The Cloud Video Intelligence and Cloud Vision APIs offer you a scalable and serverless way to implement intelligent image and video filtering, accelerating submission processing. If you use the safe-search feature in the Vision API solution and the explicit content detection feature in the Video Intelligence API, you can eliminate images and videos that are identified as unsafe or undesirable content before further processing.
Objectives
- Deploy four Cloud Functions.
- Create the supporting Cloud Storage buckets, Cloud Pub/Sub topics, and Cloud Storage Pub/Sub Notifications.
- Create the supporting BigQuery dataset and table.
Requirements
You’ll need image and video files that you can upload into the lab for analysis. Ideally they would be of different types - with people whose faces can be seen, no people, landscape, close-ups - so you can see how the image analysis treats the image. You can also just use a single image or video.
Architecture
The following diagram outlines the high-level architecture:
Initializing your Environment
Prepare for the lab by setting up some environment variables that you’ll need in the lab.
$ export PROJECT_ID=$(gcloud info --format='value(config.project)')
$ export IV_BUCKET_NAME=${PROJECT_ID}-upload
$ export FILTERED_BUCKET_NAME=${PROJECT_ID}-filtered
$ export FLAGGED_BUCKET_NAME=${PROJECT_ID}-flagged
$ export STAGING_BUCKET_NAME=${PROJECT_ID}-staging
Creating Cloud Storage buckets
Cloud Storage buckets provide a storage location for uploading your images and videos. Now you will create four different Cloud Storage buckets.

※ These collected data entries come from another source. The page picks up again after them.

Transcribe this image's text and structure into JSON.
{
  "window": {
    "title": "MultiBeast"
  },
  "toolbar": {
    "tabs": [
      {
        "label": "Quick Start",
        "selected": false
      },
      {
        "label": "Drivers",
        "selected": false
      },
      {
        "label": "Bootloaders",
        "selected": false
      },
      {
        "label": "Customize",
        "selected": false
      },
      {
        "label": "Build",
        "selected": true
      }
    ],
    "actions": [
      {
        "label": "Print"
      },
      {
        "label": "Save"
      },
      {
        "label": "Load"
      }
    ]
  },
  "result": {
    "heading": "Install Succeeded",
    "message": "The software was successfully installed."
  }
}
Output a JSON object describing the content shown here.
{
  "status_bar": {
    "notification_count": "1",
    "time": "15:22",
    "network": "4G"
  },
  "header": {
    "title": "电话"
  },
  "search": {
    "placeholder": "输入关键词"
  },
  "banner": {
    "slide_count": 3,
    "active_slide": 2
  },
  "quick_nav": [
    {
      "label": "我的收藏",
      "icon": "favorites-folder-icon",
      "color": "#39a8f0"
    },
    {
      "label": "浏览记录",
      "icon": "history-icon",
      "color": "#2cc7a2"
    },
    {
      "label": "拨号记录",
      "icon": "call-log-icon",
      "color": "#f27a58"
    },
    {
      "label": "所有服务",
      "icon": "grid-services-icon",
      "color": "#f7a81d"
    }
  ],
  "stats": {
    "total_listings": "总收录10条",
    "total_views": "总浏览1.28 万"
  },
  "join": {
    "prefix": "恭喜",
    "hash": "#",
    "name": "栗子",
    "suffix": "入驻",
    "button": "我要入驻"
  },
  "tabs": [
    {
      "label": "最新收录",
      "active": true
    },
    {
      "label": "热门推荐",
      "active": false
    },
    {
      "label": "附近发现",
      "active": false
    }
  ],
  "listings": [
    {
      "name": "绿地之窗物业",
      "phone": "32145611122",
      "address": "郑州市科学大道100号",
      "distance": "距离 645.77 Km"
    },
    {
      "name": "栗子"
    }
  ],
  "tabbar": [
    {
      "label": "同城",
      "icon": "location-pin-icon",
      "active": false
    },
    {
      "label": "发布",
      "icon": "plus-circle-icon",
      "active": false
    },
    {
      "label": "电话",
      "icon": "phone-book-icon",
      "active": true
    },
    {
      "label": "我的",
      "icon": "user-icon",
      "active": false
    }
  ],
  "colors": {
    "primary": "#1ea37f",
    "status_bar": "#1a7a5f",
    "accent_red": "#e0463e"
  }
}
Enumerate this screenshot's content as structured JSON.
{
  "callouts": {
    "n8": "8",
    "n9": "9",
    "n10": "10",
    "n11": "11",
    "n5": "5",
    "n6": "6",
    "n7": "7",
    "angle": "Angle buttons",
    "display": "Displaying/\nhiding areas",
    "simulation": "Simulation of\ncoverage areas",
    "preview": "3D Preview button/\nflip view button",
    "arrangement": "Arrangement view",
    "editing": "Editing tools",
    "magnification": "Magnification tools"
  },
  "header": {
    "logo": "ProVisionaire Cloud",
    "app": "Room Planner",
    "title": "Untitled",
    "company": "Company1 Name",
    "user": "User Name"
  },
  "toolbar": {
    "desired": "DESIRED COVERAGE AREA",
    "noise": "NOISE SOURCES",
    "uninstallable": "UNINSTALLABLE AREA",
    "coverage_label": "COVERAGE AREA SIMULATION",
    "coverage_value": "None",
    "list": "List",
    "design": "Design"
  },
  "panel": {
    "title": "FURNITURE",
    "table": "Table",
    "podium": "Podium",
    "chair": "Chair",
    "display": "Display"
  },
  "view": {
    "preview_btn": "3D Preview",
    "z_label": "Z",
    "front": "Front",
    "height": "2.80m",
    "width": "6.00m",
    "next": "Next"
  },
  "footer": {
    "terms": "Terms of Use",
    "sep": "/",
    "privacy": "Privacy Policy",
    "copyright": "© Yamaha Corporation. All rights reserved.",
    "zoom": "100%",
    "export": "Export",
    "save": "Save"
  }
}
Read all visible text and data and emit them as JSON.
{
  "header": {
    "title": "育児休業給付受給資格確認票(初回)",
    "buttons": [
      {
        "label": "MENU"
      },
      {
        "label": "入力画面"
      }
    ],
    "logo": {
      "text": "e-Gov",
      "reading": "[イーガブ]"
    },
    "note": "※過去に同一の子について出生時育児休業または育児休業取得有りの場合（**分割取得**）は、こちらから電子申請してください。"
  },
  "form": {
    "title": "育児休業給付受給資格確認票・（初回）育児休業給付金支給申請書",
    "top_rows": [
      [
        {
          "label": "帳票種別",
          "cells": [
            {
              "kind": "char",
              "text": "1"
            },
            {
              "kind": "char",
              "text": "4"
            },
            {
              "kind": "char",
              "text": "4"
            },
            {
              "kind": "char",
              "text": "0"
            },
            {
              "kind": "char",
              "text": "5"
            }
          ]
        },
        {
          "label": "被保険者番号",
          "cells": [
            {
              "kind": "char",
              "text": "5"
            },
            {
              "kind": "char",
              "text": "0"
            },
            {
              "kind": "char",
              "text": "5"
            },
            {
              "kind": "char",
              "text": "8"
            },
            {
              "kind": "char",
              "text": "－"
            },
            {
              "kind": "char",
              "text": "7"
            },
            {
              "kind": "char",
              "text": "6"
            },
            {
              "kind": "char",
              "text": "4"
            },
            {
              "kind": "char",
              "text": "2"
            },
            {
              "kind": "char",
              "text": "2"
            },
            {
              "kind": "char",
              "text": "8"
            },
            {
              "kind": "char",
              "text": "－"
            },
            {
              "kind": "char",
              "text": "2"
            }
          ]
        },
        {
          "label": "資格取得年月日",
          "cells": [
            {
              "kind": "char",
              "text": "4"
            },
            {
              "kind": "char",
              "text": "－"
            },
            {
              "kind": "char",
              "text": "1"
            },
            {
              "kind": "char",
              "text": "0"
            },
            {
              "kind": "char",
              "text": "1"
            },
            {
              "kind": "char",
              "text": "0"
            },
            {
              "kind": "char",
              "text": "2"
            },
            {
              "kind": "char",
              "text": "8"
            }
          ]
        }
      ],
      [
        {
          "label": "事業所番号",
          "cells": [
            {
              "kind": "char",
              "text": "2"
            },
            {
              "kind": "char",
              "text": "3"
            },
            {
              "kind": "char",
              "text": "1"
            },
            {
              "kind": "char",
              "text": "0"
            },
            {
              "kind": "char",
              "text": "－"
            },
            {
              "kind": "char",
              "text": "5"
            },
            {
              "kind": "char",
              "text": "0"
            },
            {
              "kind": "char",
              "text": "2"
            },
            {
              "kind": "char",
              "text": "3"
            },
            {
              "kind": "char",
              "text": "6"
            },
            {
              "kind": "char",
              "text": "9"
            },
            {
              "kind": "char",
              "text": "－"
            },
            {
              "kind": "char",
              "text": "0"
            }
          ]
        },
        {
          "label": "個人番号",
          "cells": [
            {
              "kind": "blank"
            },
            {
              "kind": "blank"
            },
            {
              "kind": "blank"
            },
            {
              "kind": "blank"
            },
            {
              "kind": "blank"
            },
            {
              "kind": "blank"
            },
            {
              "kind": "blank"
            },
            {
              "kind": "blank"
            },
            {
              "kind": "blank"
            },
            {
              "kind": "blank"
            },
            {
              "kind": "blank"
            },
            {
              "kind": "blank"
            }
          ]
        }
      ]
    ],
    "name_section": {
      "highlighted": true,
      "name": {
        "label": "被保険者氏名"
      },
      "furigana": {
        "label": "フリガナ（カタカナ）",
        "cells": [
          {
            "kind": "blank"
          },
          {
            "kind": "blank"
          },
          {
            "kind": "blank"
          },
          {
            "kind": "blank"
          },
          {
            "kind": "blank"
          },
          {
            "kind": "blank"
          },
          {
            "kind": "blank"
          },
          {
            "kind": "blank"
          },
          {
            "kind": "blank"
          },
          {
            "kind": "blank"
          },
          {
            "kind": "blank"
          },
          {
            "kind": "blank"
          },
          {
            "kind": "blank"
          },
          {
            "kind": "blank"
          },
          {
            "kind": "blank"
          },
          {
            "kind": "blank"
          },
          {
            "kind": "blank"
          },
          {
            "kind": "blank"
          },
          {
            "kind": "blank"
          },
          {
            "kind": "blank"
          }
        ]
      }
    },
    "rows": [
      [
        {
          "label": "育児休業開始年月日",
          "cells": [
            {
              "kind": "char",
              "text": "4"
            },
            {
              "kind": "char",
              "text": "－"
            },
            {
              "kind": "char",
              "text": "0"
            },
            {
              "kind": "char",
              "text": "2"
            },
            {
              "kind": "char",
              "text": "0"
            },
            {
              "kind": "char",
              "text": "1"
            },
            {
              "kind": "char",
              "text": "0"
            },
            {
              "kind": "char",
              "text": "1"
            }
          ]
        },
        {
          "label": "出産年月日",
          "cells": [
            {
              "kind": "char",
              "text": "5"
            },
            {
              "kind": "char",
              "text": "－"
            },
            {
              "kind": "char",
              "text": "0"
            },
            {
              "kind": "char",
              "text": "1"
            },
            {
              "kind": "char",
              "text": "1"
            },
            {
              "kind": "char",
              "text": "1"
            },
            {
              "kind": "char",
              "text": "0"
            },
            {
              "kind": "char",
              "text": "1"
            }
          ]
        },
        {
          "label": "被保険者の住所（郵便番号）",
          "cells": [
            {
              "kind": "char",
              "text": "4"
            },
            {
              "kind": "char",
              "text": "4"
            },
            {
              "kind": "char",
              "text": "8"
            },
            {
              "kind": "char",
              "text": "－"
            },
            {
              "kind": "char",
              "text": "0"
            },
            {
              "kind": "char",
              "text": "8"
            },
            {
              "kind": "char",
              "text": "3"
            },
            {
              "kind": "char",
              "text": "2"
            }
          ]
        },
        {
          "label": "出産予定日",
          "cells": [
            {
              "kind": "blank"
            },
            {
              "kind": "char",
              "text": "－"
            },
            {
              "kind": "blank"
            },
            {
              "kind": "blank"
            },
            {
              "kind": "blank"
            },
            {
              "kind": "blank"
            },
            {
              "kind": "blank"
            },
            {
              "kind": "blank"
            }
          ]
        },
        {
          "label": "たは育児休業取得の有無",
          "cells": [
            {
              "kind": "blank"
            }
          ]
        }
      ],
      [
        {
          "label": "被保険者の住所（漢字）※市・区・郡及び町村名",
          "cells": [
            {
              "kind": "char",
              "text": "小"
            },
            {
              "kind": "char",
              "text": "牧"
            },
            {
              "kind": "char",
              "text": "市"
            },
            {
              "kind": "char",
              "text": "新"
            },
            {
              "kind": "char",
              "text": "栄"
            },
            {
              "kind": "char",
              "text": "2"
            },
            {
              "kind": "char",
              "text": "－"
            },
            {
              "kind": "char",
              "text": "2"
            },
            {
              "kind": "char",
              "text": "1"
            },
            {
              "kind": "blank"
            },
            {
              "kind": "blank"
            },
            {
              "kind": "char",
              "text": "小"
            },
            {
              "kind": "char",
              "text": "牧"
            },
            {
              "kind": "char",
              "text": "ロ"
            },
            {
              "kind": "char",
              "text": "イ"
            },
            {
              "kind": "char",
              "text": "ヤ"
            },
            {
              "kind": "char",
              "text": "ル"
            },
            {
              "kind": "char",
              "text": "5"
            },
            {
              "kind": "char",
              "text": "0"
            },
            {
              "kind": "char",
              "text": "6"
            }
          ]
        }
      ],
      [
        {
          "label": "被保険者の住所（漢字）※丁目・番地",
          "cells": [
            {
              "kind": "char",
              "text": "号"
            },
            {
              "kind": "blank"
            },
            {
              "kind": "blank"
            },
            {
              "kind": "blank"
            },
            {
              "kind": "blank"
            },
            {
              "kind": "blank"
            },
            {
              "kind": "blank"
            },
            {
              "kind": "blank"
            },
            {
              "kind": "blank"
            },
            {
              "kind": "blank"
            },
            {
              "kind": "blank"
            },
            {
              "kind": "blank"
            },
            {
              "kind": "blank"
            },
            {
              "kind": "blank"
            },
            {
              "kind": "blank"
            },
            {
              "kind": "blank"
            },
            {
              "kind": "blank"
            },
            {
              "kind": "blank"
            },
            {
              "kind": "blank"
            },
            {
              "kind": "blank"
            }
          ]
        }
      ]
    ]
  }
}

Create a bucket for storing your uploaded images and video files using the IV_BUCKET_NAME environment variable:
$ gsutil mb gs://${IV_BUCKET_NAME}
Create a bucket for storing your filtered image and video files using the FILTERED_BUCKET_NAME environment variable:
$ gsutil mb gs://${FILTERED_BUCKET_NAME}
Create a bucket for storing your flagged image and video files using the FLAGGED_BUCKET_NAME environment variable:
$ gsutil mb gs://${FLAGGED_BUCKET_NAME}
Create a bucket for your Cloud Functions to use as a staging location using the STAGING_BUCKET_NAME environment variable:
$ gsutil mb gs://${STAGING_BUCKET_NAME}
Check that the four storage buckets have been created.
$ gsutil ls
gs://qwiklabs-gcp-d2118b2986e3ccd7-filtered/
gs://qwiklabs-gcp-d2118b2986e3ccd7-flagged/
gs://qwiklabs-gcp-d2118b2986e3ccd7-staging/
gs://qwiklabs-gcp-d2118b2986e3ccd7-upload/
Creating Cloud Pub/Sub topics
Cloud Pub/Sub topics is used for Cloud Storage notification messages and for messages between your Cloud Functions. This lab has some of the topic names preset to specific defaults which are used in this section for the topic names.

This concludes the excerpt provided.